Normal or not, StudiVZ’s Dariani told Manager Magazin in February 2011: “To put it nicely: I wouldn’t recommend that anyone do business with the Samwers.”
Rocket is in the process of relocating its headquarters to a beautifully renovated building in Berlin’s chic Mitte district. “We’re moving into a building that is five times the size of the old Rocket building, ja?” says Oliver. The new digs will give Rocket some much needed space and, perhaps, an image upgrade. “I think they’re trying to look a bit like Google (GOOG), be this Web company, kind of friendly, with these amazing offices,” says Ciáran O’Leary, a partner at the German venture capital firm Earlybird. “But there’s the saying, ‘If you hire sharks, you can’t expect them to act like dolphins.’”
An image boost couldn’t hurt. Last summer a local startup called 6Wunderkinder called for an anti-copycat revolution. And Berlin has begun to attract non-clone entrepreneurial ventures. Some say the Samwers have provided a bridge from the old risk-averse Germany to a more fertile startup climate. “OK, we respect the fact that you’re really good at execution and copying business models,” says Jessica Erickson, 6Wunderkinder’s communications director. “But we can do better than this.”
In January about 20 Rocket employees, some the Samwers’ closest allies, announced they were leaving to launch a rival startup factory, called Project A Ventures, that will focus on backing original ideas. “Things have changed, gotten speedier in terms of rollout, more aggressive, and done more in a copying way,” says Uwe Horstmann, who worked as a managing director at Rocket and is a founding partner at Project A Ventures. “The shift was maybe from quality to quantity. Not everybody was fully on board with that.” In February, Russian entrepreneur Yuri Milner, an investor in Facebook, Zynga (ZNGA), and Twitter, pulled out of a plan to invest in Rocket. The German media speculated it was because of Oliver’s bad reputation. Responding to this claim, Oliver says, “None of this is a problem. Over the years probably 20 VC firms have invested with us, private equity firms have invested with us, media companies have invested with us.”

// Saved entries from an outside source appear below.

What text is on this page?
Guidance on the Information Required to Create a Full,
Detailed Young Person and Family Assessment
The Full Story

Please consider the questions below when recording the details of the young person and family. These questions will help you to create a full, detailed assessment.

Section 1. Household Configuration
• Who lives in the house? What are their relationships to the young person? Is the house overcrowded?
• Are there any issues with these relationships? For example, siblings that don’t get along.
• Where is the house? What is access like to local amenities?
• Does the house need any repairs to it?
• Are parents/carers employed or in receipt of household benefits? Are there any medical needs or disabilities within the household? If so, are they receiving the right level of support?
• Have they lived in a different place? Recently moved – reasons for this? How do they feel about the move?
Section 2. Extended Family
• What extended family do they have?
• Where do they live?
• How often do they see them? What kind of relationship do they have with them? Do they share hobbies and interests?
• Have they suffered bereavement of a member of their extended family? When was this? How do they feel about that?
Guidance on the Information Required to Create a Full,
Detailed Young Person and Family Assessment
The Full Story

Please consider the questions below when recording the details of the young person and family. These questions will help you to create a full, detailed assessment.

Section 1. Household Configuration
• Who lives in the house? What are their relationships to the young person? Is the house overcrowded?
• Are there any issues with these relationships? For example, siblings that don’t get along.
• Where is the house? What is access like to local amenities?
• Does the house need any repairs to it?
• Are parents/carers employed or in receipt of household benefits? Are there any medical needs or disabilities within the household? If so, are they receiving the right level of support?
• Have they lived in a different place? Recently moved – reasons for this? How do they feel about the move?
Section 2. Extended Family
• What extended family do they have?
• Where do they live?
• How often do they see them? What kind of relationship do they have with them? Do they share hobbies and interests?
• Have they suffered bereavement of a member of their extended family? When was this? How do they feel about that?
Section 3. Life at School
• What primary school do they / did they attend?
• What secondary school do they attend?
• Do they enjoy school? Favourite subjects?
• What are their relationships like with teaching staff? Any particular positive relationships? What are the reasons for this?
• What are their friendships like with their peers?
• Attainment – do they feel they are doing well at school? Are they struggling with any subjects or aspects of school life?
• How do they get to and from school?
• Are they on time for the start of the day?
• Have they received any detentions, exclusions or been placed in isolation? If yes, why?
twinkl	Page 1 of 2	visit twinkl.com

As for Fab.com, the design site on Feb. 21 announced its acquisition of a German non-Samwer facsimile, Casacanda. “They’re less of a copycat and more a group of people who came up with a similar idea,” says Goldberg. “There are other clones that copy Fab very closely out there, but at least they use different colors,” says Goldberg, who’s sitting at his desk flipping back and forth between Fab and the Samwers’ Bamarang site. He points out the similar font and word choices on the “About” pages. “We even saw a job posting they had that was basically copied and pasted from Fab. It’s kind of flattering, but come on: If you’re going to do something about design, at least design your own website.”